Per capire le dimensioni del problema basti pensare che dal 18 ottobre 2020, data del Dpcm con il quale il governo ha imposto le nuove limitazioni anti contagio, le persone che sono ricorse agli Empori della solidarietà per fare la spesa sono aumentate del 45%, un incremento che si somma a quello registrato dopo il primo lockdown di primavera, durante il quale i beneficiari erano raddoppiati. In due mesi 3.160 impoveriti da Covid hanno dovuto fare affidamento su questa rete di assistenza per soddisfare un bisogno primario come il cibo, portando così gli utenti del servizio a superare quota 10mila. Altrettanto drammatico è l’andamento delle richieste di aiuto per il Fondo diocesano che eroga contributi a fondo perduto per le famiglie in difficoltà: dalle 25 domande ricevute a febbraio, a cui hanno corrisposto quasi 24mila euro di contributi, si arriva al picco di maggio con 161 richieste e 252mila euro di aiuti erogati. Nei mesi passati, ha sottolineato Gualzetti “abbiamo dovuto soccorrere o aiutare persone che non avevano più un reddito, la capacità di arrivare alla fine del mese. Qui c’è un segmento di ceto medio che non aveva tutte le garanzie e le tutele che noi magari diamo per scontate nel mondo del lavoro, o l’accesso a una casa dignitosa, in una città ovviamente molto costosa dal punto di vista del tenore di vita per il costo della casa e per gli acquisti dei generi di prima necessità”.
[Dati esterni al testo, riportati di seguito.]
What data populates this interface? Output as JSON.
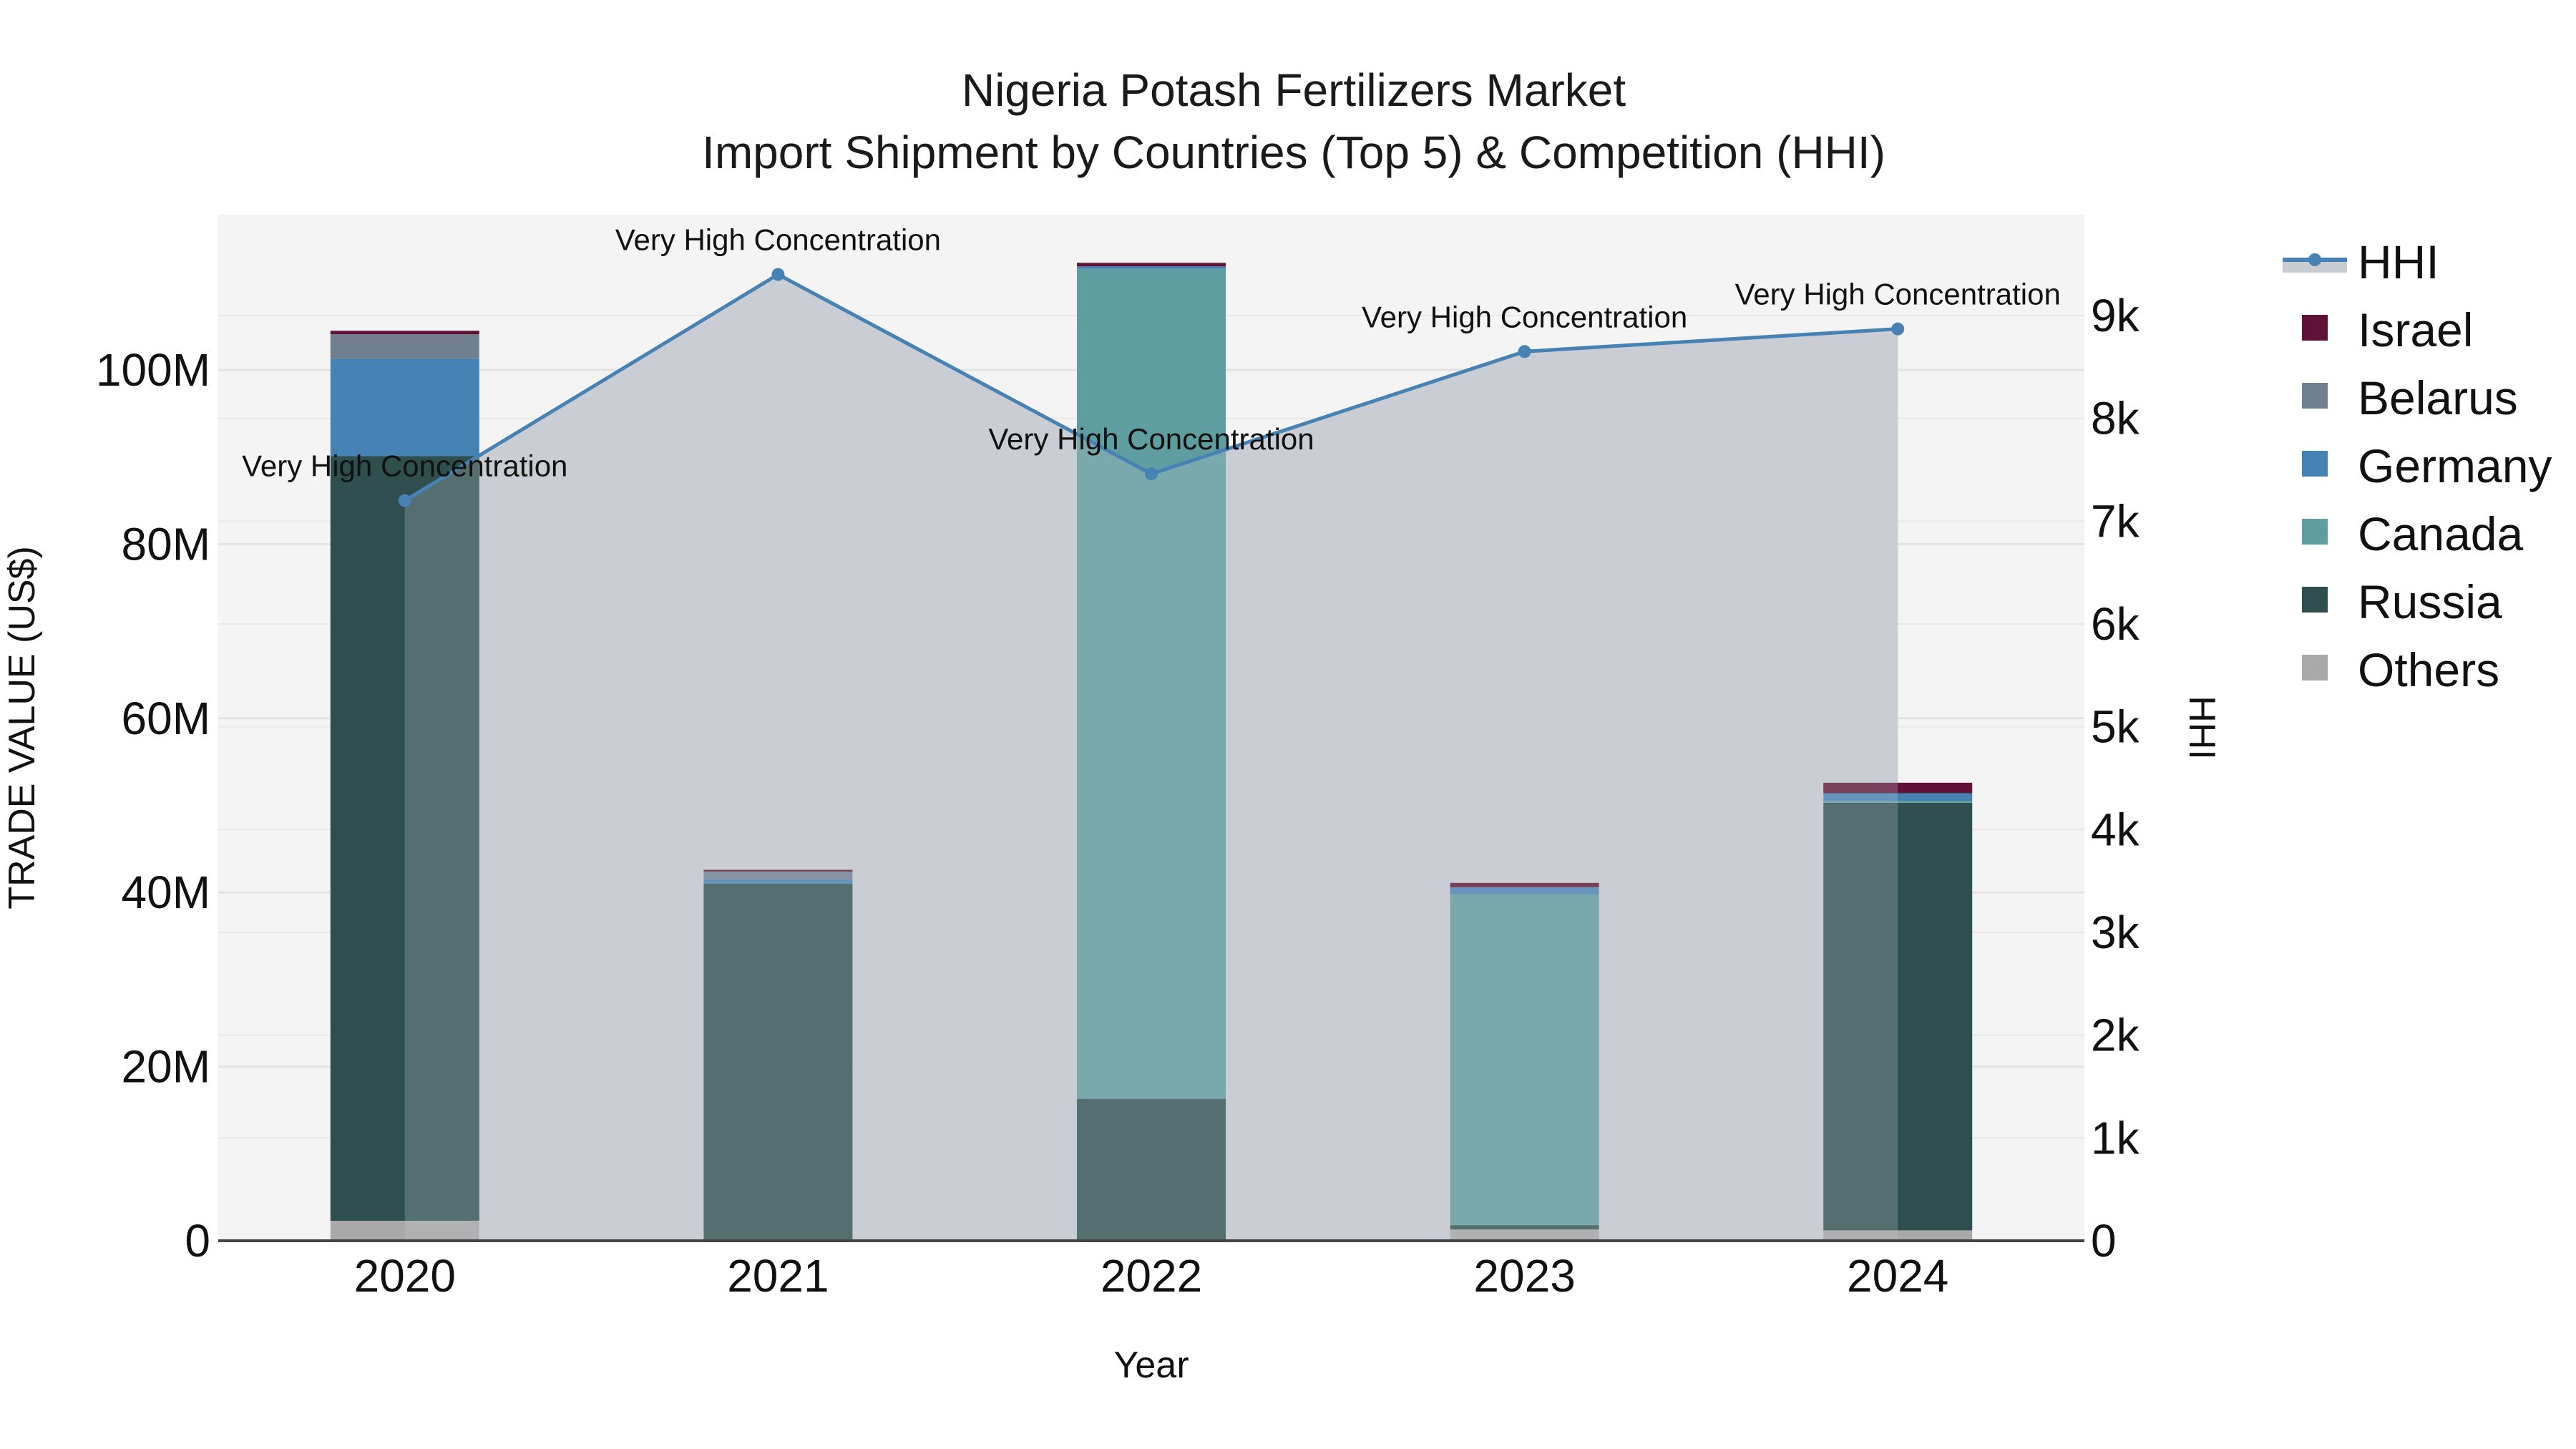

La perdita del lavoro è una delle più grosse difficoltà che Milano si è trovata a gestire: i lavoretti, di cui parlava Gualzetti, precari, senza garanzie all’improvviso sono venuti meno e in tanti hanno dovuto chiedere aiuto. Il fondo San Giuseppe, istituito dalla Diocesi di Milano in collaborazione col Comune, nei mesi passati è andato in soccorso di 2.039 persone. E se è vero che oggi oltre la metà di loro non riceve più i sussidi, a riprova dell’efficacia di questo strumento, per un 21% è stato necessario il rinnovo del contributo. Ma la novità non è solo nei numeri: l’identikit dei nuovi poveri ci dice che nel 45% dei casi sono italiani, contro il 55% degli stranieri, spesso coppie con uno o due minori (37,4%) seguite da famiglie con più di due figli a carico (12,9%). E soprattutto sono cassintegrati (37,3%) che hanno avuto un calo di reddito tale da non potere più sostenere le spese familiari di base, seguiti da coloro che non hanno visto rinnovarsi il contratto a termine (22,5%).
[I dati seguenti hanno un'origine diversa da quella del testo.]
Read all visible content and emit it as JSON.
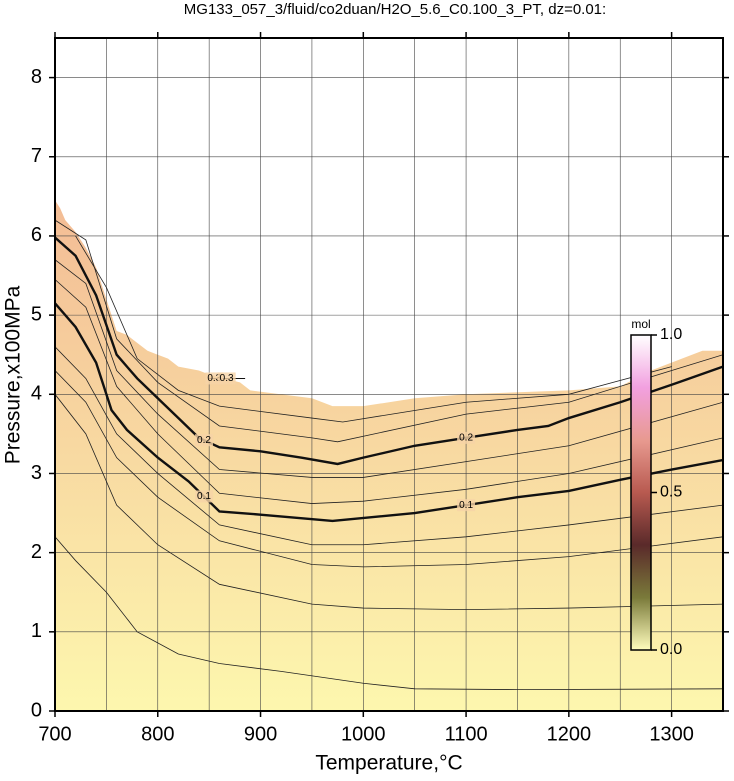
{
  "chart_data": {
    "type": "contour",
    "title": "MG133_057_3/fluid/co2duan/H2O_5.6_C0.100_3_PT, dz=0.01:",
    "xlabel": "Temperature,°C",
    "ylabel": "Pressure,x100MPa",
    "xlim": [
      700,
      1350
    ],
    "ylim": [
      0,
      8.5
    ],
    "xticks": [
      700,
      800,
      900,
      1000,
      1100,
      1200,
      1300
    ],
    "xminorticks": [
      750,
      850,
      950,
      1050,
      1150,
      1250
    ],
    "yticks": [
      0,
      1,
      2,
      3,
      4,
      5,
      6,
      7,
      8
    ],
    "grid": true,
    "fill_colors": [
      "#fdf7ae",
      "#f3bc95"
    ],
    "region": {
      "x": [
        700,
        705,
        710,
        720,
        730,
        740,
        750,
        760,
        770,
        780,
        790,
        800,
        810,
        820,
        840,
        850,
        880,
        890,
        950,
        970,
        1000,
        1050,
        1100,
        1200,
        1250,
        1280,
        1310,
        1330,
        1350
      ],
      "y": [
        6.45,
        6.35,
        6.2,
        6.05,
        5.85,
        5.6,
        5.2,
        4.8,
        4.75,
        4.65,
        4.55,
        4.5,
        4.45,
        4.35,
        4.3,
        4.25,
        4.15,
        4.05,
        3.95,
        3.85,
        3.85,
        3.95,
        4.0,
        4.05,
        4.1,
        4.3,
        4.45,
        4.55,
        4.55
      ]
    },
    "contours": [
      {
        "level": 0.1,
        "x": [
          700,
          720,
          740,
          755,
          770,
          800,
          830,
          860,
          900,
          970,
          1050,
          1100,
          1150,
          1200,
          1250,
          1300,
          1350
        ],
        "y": [
          5.15,
          4.85,
          4.4,
          3.8,
          3.55,
          3.2,
          2.9,
          2.52,
          2.48,
          2.4,
          2.5,
          2.6,
          2.7,
          2.78,
          2.92,
          3.05,
          3.17
        ],
        "label_x": [
          845,
          1100
        ]
      },
      {
        "level": 0.2,
        "x": [
          700,
          720,
          740,
          760,
          780,
          800,
          820,
          840,
          860,
          900,
          940,
          975,
          1000,
          1050,
          1100,
          1150,
          1180,
          1200,
          1250,
          1300,
          1350
        ],
        "y": [
          5.98,
          5.75,
          5.25,
          4.5,
          4.2,
          3.95,
          3.7,
          3.45,
          3.33,
          3.28,
          3.2,
          3.12,
          3.2,
          3.35,
          3.45,
          3.55,
          3.6,
          3.7,
          3.9,
          4.12,
          4.35
        ],
        "label_x": [
          845,
          1100
        ]
      },
      {
        "level": 0.3,
        "x": [
          850,
          885
        ],
        "y": [
          4.2,
          4.2
        ],
        "label_x": [
          855,
          867
        ]
      }
    ],
    "lines": [
      {
        "x": [
          700,
          720,
          750,
          780,
          820,
          860,
          920,
          1000,
          1050,
          1150,
          1350
        ],
        "y": [
          2.2,
          1.9,
          1.5,
          1.0,
          0.72,
          0.6,
          0.5,
          0.35,
          0.28,
          0.27,
          0.28
        ]
      },
      {
        "x": [
          700,
          730,
          760,
          800,
          860,
          950,
          1000,
          1100,
          1200,
          1350
        ],
        "y": [
          4.0,
          3.5,
          2.6,
          2.1,
          1.6,
          1.35,
          1.3,
          1.28,
          1.3,
          1.35
        ]
      },
      {
        "x": [
          700,
          730,
          760,
          800,
          860,
          950,
          1000,
          1100,
          1200,
          1350
        ],
        "y": [
          4.3,
          3.9,
          3.2,
          2.7,
          2.15,
          1.85,
          1.82,
          1.85,
          1.95,
          2.2
        ]
      },
      {
        "x": [
          700,
          730,
          760,
          800,
          860,
          950,
          1000,
          1100,
          1200,
          1350
        ],
        "y": [
          4.6,
          4.2,
          3.5,
          3.0,
          2.35,
          2.1,
          2.1,
          2.2,
          2.35,
          2.6
        ]
      },
      {
        "x": [
          700,
          730,
          760,
          800,
          860,
          950,
          1000,
          1100,
          1200,
          1350
        ],
        "y": [
          5.45,
          5.1,
          4.1,
          3.5,
          2.75,
          2.62,
          2.65,
          2.8,
          3.0,
          3.45
        ]
      },
      {
        "x": [
          700,
          730,
          760,
          800,
          860,
          950,
          1000,
          1100,
          1200,
          1350
        ],
        "y": [
          5.7,
          5.4,
          4.3,
          3.75,
          3.05,
          2.95,
          2.95,
          3.15,
          3.35,
          3.9
        ]
      },
      {
        "x": [
          700,
          730,
          760,
          800,
          860,
          950,
          975,
          1100,
          1200,
          1350
        ],
        "y": [
          6.2,
          5.95,
          4.7,
          4.15,
          3.6,
          3.45,
          3.4,
          3.75,
          3.9,
          4.5
        ]
      },
      {
        "x": [
          720,
          750,
          780,
          820,
          860,
          950,
          980,
          1100,
          1200,
          1300
        ],
        "y": [
          6.0,
          5.35,
          4.45,
          4.05,
          3.85,
          3.7,
          3.65,
          3.9,
          4.0,
          4.35
        ]
      }
    ],
    "colorbar": {
      "label": "mol",
      "lim": [
        0,
        1
      ],
      "ticks": [
        {
          "value": 0,
          "label": "0.0"
        },
        0.5,
        {
          "value": 1,
          "label": "1.0"
        }
      ],
      "colors": [
        "#fffdbd",
        "#7a7a3a",
        "#5a2a2a",
        "#b85a50",
        "#e89a90",
        "#f2a0e0",
        "#ffffff"
      ]
    }
  }
}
In questo scenario, di nuova emarginazione sociale ed economica, da dove può e deve ripartire, dunque, Milano una volta che l’emergenza sanitaria rientra? “Noi non possiamo chiudere gli occhi su quello che è successo, non possiamo sperare che una volta passata perché sono vaccinati tutti, perché poi non c’è più pericolo, allora ritorniamo a fare le cose prima – ha avvertito Gualzetti – Dobbiamo avere il coraggio di affrontare i nodi che sono emersi. La Caritas intercetta ovviamente le vittime, quelle che soffrono, quelle che rimangono indietro e per fortuna possiamo segnalarle come indicatori di qualcosa che non va. Non siamo quelli che vogliamo dire le cose non vanno a tutti i costi, però se c’è qualcosa che non va va affrontato perché conviene a tutti, conviene anche una Milano che vuole ritornare a crescere, a diventare la prima e non avere tra i propri cittadini qualcuno che non ce la fa arrivare alla fine del mese, qualcuno che rimane solo in casa perché c’è l’ascensore rotto nella casa popolare o sul pianerottolo non va la luce o in strada non è sicuro perché non c’è l’illuminazione”. “Queste indicazioni emerse dal Covid-19 saremmo stupidi, stolti se non le cogliessimo e se non le affrontassimo – conclude – Quindi Milano è condannata ad affrontarli, in senso buono, cioè dovrebbe vedere questo come una sfida esattamente come c’è la sfida per ritornare a far crescere il Pil c’è anche la sfida a investire sulle povertà perché questo porta benessere a quei poveri ma porta benessere anche a tutta la comunità perché tu reincludi quei poveri e quelle persone in difficoltà in un sistema economico che chiaramente porta ricchezza a tutti, ma anche in un sistema relazionale di fiducia reciproca che è quello che poi serve per una convivenza che abbia la speranza di costruire qualcosa nel futuro”.